While there are technical challenges to overcome, Dr Pramanik said he hoped this research moves us one step closer to the ultimate goal of an integrated, no-waste approach to all our raw materials and by-products.
In the study, civil and water engineering researchers found the chemical properties of the slag are enhanced through the wastewater treatment, so it performed better when used in concrete.
“The things that we want to remove from water are actually beneficial when it comes to concrete, so it’s a perfect match,” Dr Pramanik said.

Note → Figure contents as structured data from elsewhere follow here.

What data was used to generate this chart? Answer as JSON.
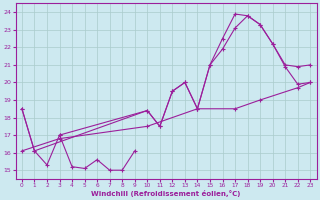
{
  "xlabel": "Windchill (Refroidissement éolien,°C)",
  "xlim": [
    -0.5,
    23.5
  ],
  "ylim": [
    14.5,
    24.5
  ],
  "yticks": [
    15,
    16,
    17,
    18,
    19,
    20,
    21,
    22,
    23,
    24
  ],
  "xticks": [
    0,
    1,
    2,
    3,
    4,
    5,
    6,
    7,
    8,
    9,
    10,
    11,
    12,
    13,
    14,
    15,
    16,
    17,
    18,
    19,
    20,
    21,
    22,
    23
  ],
  "line_color": "#9B1F9B",
  "bg_color": "#cde9f0",
  "grid_color": "#aacccc",
  "lines": [
    {
      "x": [
        0,
        1,
        2,
        3,
        4,
        5,
        6,
        7,
        8,
        9
      ],
      "y": [
        18.5,
        16.1,
        15.3,
        17.0,
        15.2,
        15.1,
        15.6,
        15.0,
        15.0,
        16.1
      ]
    },
    {
      "x": [
        0,
        3,
        10,
        14,
        17,
        19,
        22,
        23
      ],
      "y": [
        16.1,
        16.8,
        17.5,
        18.5,
        18.5,
        19.0,
        19.7,
        20.0
      ]
    },
    {
      "x": [
        3,
        10,
        11,
        12,
        13,
        14,
        15,
        16,
        17,
        18,
        19,
        20,
        21,
        22,
        23
      ],
      "y": [
        17.0,
        18.4,
        17.5,
        19.5,
        20.0,
        18.5,
        21.0,
        21.9,
        23.1,
        23.8,
        23.3,
        22.2,
        20.9,
        19.9,
        20.0
      ]
    },
    {
      "x": [
        0,
        1,
        10,
        11,
        12,
        13,
        14,
        15,
        16,
        17,
        18,
        19,
        20,
        21,
        22,
        23
      ],
      "y": [
        18.5,
        16.1,
        18.4,
        17.5,
        19.5,
        20.0,
        18.5,
        21.0,
        22.5,
        23.9,
        23.8,
        23.3,
        22.2,
        21.0,
        20.9,
        21.0
      ]
    }
  ]
}
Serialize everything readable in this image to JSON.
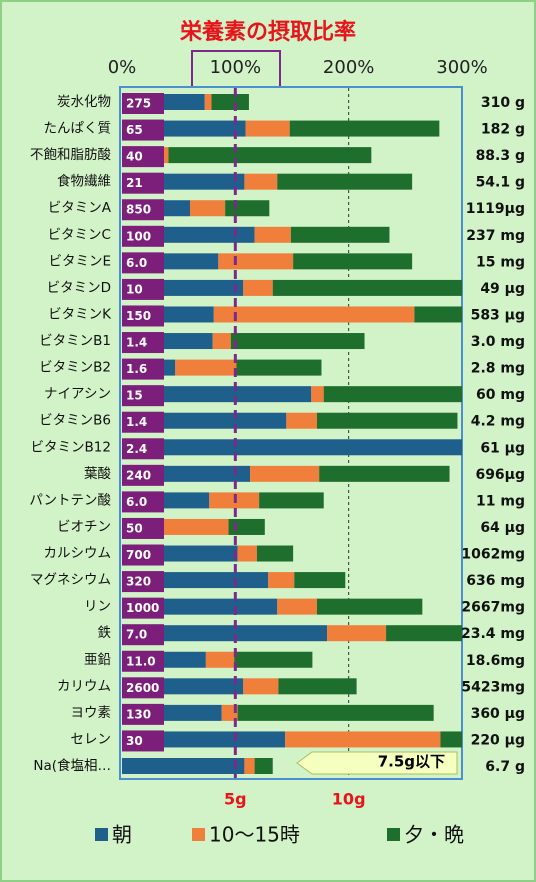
{
  "chart_data": {
    "type": "stacked_bar_horizontal",
    "title": "栄養素の摂取比率",
    "categories": [
      "炭水化物",
      "たんぱく質",
      "不飽和脂肪酸",
      "食物繊維",
      "ビタミンA",
      "ビタミンC",
      "ビタミンE",
      "ビタミンD",
      "ビタミンK",
      "ビタミンB1",
      "ビタミンB2",
      "ナイアシン",
      "ビタミンB6",
      "ビタミンB12",
      "葉酸",
      "パントテン酸",
      "ビオチン",
      "カルシウム",
      "マグネシウム",
      "リン",
      "鉄",
      "亜鉛",
      "カリウム",
      "ヨウ素",
      "セレン",
      "Na(食塩相…"
    ],
    "reference_amounts": [
      "275",
      "65",
      "40",
      "21",
      "850",
      "100",
      "6.0",
      "10",
      "150",
      "1.4",
      "1.6",
      "15",
      "1.4",
      "2.4",
      "240",
      "6.0",
      "50",
      "700",
      "320",
      "1000",
      "7.0",
      "11.0",
      "2600",
      "130",
      "30",
      null
    ],
    "amounts": [
      "310 g",
      "182 g",
      "88.3 g",
      "54.1 g",
      "1119μg",
      "237 mg",
      "15 mg",
      "49 μg",
      "583 μg",
      "3.0 mg",
      "2.8 mg",
      "60 mg",
      "4.2 mg",
      "61 μg",
      "696μg",
      "11 mg",
      "64 μg",
      "1062mg",
      "636 mg",
      "2667mg",
      "23.4 mg",
      "18.6mg",
      "5423mg",
      "360 μg",
      "220 μg",
      "6.7 g"
    ],
    "series": [
      {
        "name": "朝",
        "color": "#1f5f8b",
        "values": [
          73,
          109,
          36,
          108,
          60,
          117,
          85,
          107,
          81,
          80,
          47,
          167,
          145,
          300,
          113,
          77,
          37,
          102,
          129,
          137,
          181,
          74,
          107,
          88,
          144,
          108
        ]
      },
      {
        "name": "10〜15時",
        "color": "#f07f3c",
        "values": [
          6,
          39,
          5,
          29,
          31,
          32,
          66,
          26,
          177,
          16,
          54,
          11,
          27,
          0,
          61,
          44,
          57,
          17,
          23,
          35,
          52,
          25,
          31,
          14,
          137,
          9
        ]
      },
      {
        "name": "夕・晩",
        "color": "#1e6e2e",
        "values": [
          33,
          132,
          179,
          119,
          39,
          87,
          105,
          167,
          42,
          118,
          75,
          122,
          124,
          0,
          115,
          57,
          32,
          32,
          45,
          93,
          67,
          69,
          69,
          173,
          19,
          16
        ]
      }
    ],
    "xlim": [
      0,
      300
    ],
    "xticks": [
      {
        "value": 0,
        "label": "0%"
      },
      {
        "value": 100,
        "label": "100%"
      },
      {
        "value": 200,
        "label": "200%"
      },
      {
        "value": 300,
        "label": "300%"
      }
    ],
    "reference_line": 100,
    "sodium_ticks": [
      {
        "value": 100,
        "label": "5g"
      },
      {
        "value": 200,
        "label": "10g"
      }
    ],
    "annotation": "7.5g以下"
  }
}
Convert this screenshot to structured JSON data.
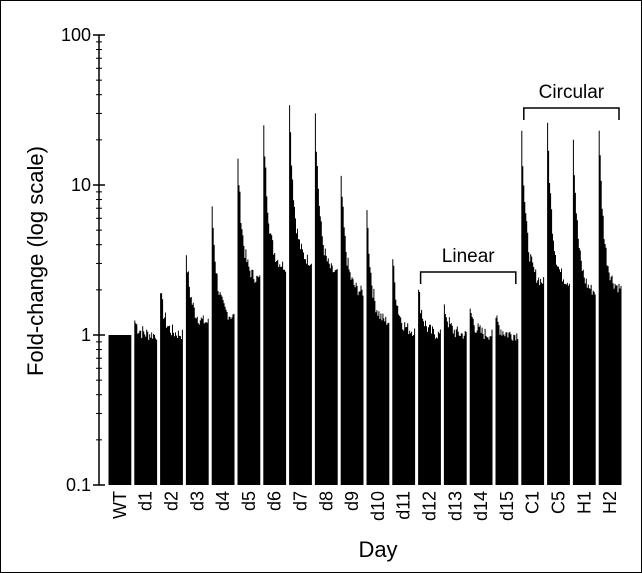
{
  "chart_data": {
    "type": "bar",
    "ylabel": "Fold-change (log scale)",
    "xlabel": "Day",
    "yscale": "log",
    "ylim": [
      0.1,
      100
    ],
    "yticks": [
      "0.1",
      "1",
      "10",
      "100"
    ],
    "categories": [
      "WT",
      "d1",
      "d2",
      "d3",
      "d4",
      "d5",
      "d6",
      "d7",
      "d8",
      "d9",
      "d10",
      "d11",
      "d12",
      "d13",
      "d14",
      "d15",
      "C1",
      "C5",
      "H1",
      "H2"
    ],
    "groups": [
      {
        "category": "WT",
        "peak": 1.0,
        "tail": 1.0
      },
      {
        "category": "d1",
        "peak": 1.25,
        "tail": 1.0
      },
      {
        "category": "d2",
        "peak": 1.9,
        "tail": 1.0
      },
      {
        "category": "d3",
        "peak": 3.4,
        "tail": 1.2
      },
      {
        "category": "d4",
        "peak": 7.2,
        "tail": 1.3
      },
      {
        "category": "d5",
        "peak": 15.0,
        "tail": 2.3
      },
      {
        "category": "d6",
        "peak": 25.0,
        "tail": 2.8
      },
      {
        "category": "d7",
        "peak": 34.0,
        "tail": 3.0
      },
      {
        "category": "d8",
        "peak": 30.0,
        "tail": 2.5
      },
      {
        "category": "d9",
        "peak": 11.5,
        "tail": 1.9
      },
      {
        "category": "d10",
        "peak": 6.8,
        "tail": 1.2
      },
      {
        "category": "d11",
        "peak": 3.2,
        "tail": 1.05
      },
      {
        "category": "d12",
        "peak": 2.0,
        "tail": 1.0
      },
      {
        "category": "d13",
        "peak": 1.6,
        "tail": 1.0
      },
      {
        "category": "d14",
        "peak": 1.5,
        "tail": 1.0
      },
      {
        "category": "d15",
        "peak": 1.3,
        "tail": 1.0
      },
      {
        "category": "C1",
        "peak": 23.0,
        "tail": 2.2
      },
      {
        "category": "C5",
        "peak": 26.0,
        "tail": 2.2
      },
      {
        "category": "H1",
        "peak": 20.0,
        "tail": 1.9
      },
      {
        "category": "H2",
        "peak": 23.0,
        "tail": 2.0
      }
    ],
    "annotations": [
      {
        "label": "Linear",
        "from": "d12",
        "to": "d15"
      },
      {
        "label": "Circular",
        "from": "C1",
        "to": "H2"
      }
    ]
  }
}
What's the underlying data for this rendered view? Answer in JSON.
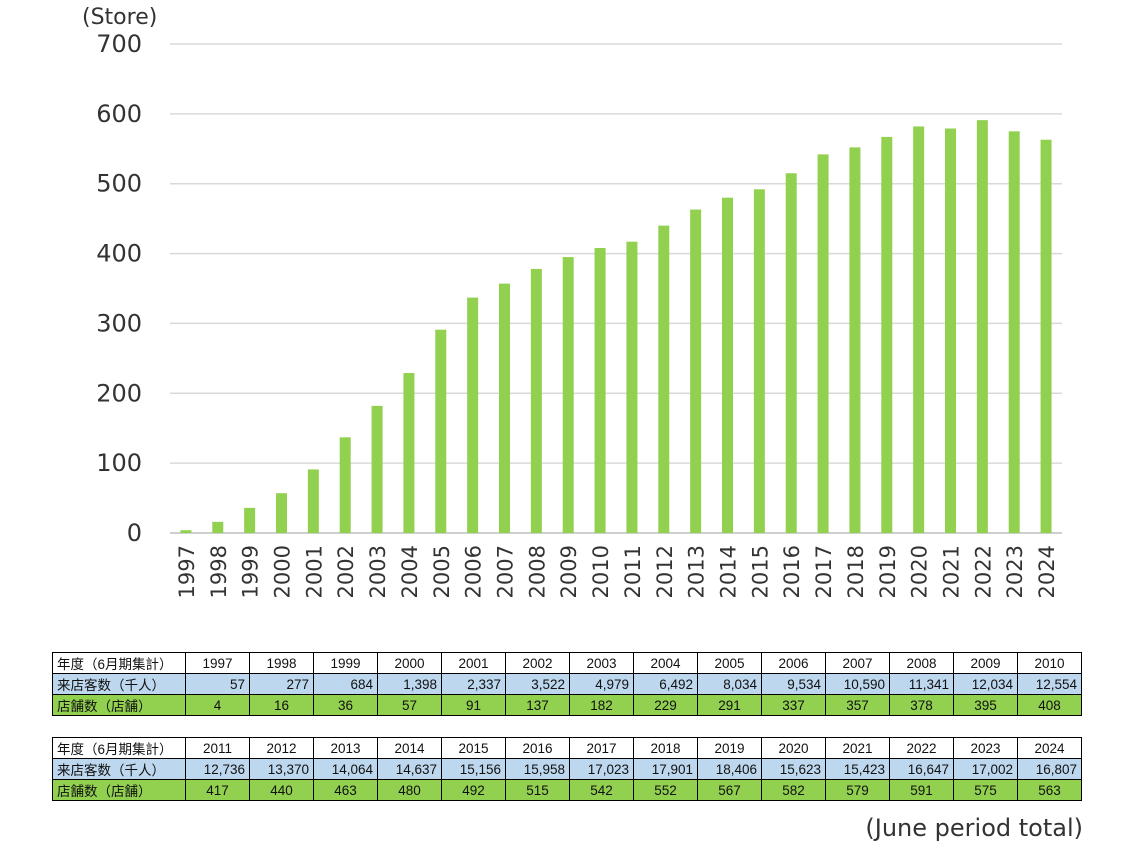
{
  "chart_data": {
    "type": "bar",
    "unit_label": "(Store)",
    "categories": [
      "1997",
      "1998",
      "1999",
      "2000",
      "2001",
      "2002",
      "2003",
      "2004",
      "2005",
      "2006",
      "2007",
      "2008",
      "2009",
      "2010",
      "2011",
      "2012",
      "2013",
      "2014",
      "2015",
      "2016",
      "2017",
      "2018",
      "2019",
      "2020",
      "2021",
      "2022",
      "2023",
      "2024"
    ],
    "values": [
      4,
      16,
      36,
      57,
      91,
      137,
      182,
      229,
      291,
      337,
      357,
      378,
      395,
      408,
      417,
      440,
      463,
      480,
      492,
      515,
      542,
      552,
      567,
      582,
      579,
      591,
      575,
      563
    ],
    "ylim": [
      0,
      700
    ],
    "yticks": [
      0,
      100,
      200,
      300,
      400,
      500,
      600,
      700
    ],
    "grid": true,
    "bar_color": "#92d050",
    "grid_color": "#d9d9d9"
  },
  "table": {
    "header_label": "年度（6月期集計）",
    "visitors_label": "来店客数（千人）",
    "stores_label": "店舗数（店舗）",
    "blocks": [
      {
        "years": [
          "1997",
          "1998",
          "1999",
          "2000",
          "2001",
          "2002",
          "2003",
          "2004",
          "2005",
          "2006",
          "2007",
          "2008",
          "2009",
          "2010"
        ],
        "visitors": [
          "57",
          "277",
          "684",
          "1,398",
          "2,337",
          "3,522",
          "4,979",
          "6,492",
          "8,034",
          "9,534",
          "10,590",
          "11,341",
          "12,034",
          "12,554"
        ],
        "stores": [
          "4",
          "16",
          "36",
          "57",
          "91",
          "137",
          "182",
          "229",
          "291",
          "337",
          "357",
          "378",
          "395",
          "408"
        ]
      },
      {
        "years": [
          "2011",
          "2012",
          "2013",
          "2014",
          "2015",
          "2016",
          "2017",
          "2018",
          "2019",
          "2020",
          "2021",
          "2022",
          "2023",
          "2024"
        ],
        "visitors": [
          "12,736",
          "13,370",
          "14,064",
          "14,637",
          "15,156",
          "15,958",
          "17,023",
          "17,901",
          "18,406",
          "15,623",
          "15,423",
          "16,647",
          "17,002",
          "16,807"
        ],
        "stores": [
          "417",
          "440",
          "463",
          "480",
          "492",
          "515",
          "542",
          "552",
          "567",
          "582",
          "579",
          "591",
          "575",
          "563"
        ]
      }
    ]
  },
  "footnote": "(June period total)"
}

Civil engineer, Dr Rajeev Roychand, said the initial study was promising but further research was needed to implement the approach at a larger scale, including investigating the long-term mechanical and durability properties of enhanced slag.
“Steel slag is currently not in widespread use in the wastewater treatment industry – just one plant based in New Zealand uses this by-product in its treatment approach,” Dr Roychand said.
“But there is great potential here for three industries to work together – steelmaking, wastewater treatment and construction – and reap the maximum benefits of this by-product.”
The study, Recycling steel slag from municipal wastewater treatment plants into concrete applications – A step towards circular economy, with RMIT School of Engineering co-authors Professor Sujeeva Setunge and Professor Kevin Zhang, is published in Resources, Conservation and Recycling (DOI: 10.1016/j.resconrec.2019.104533).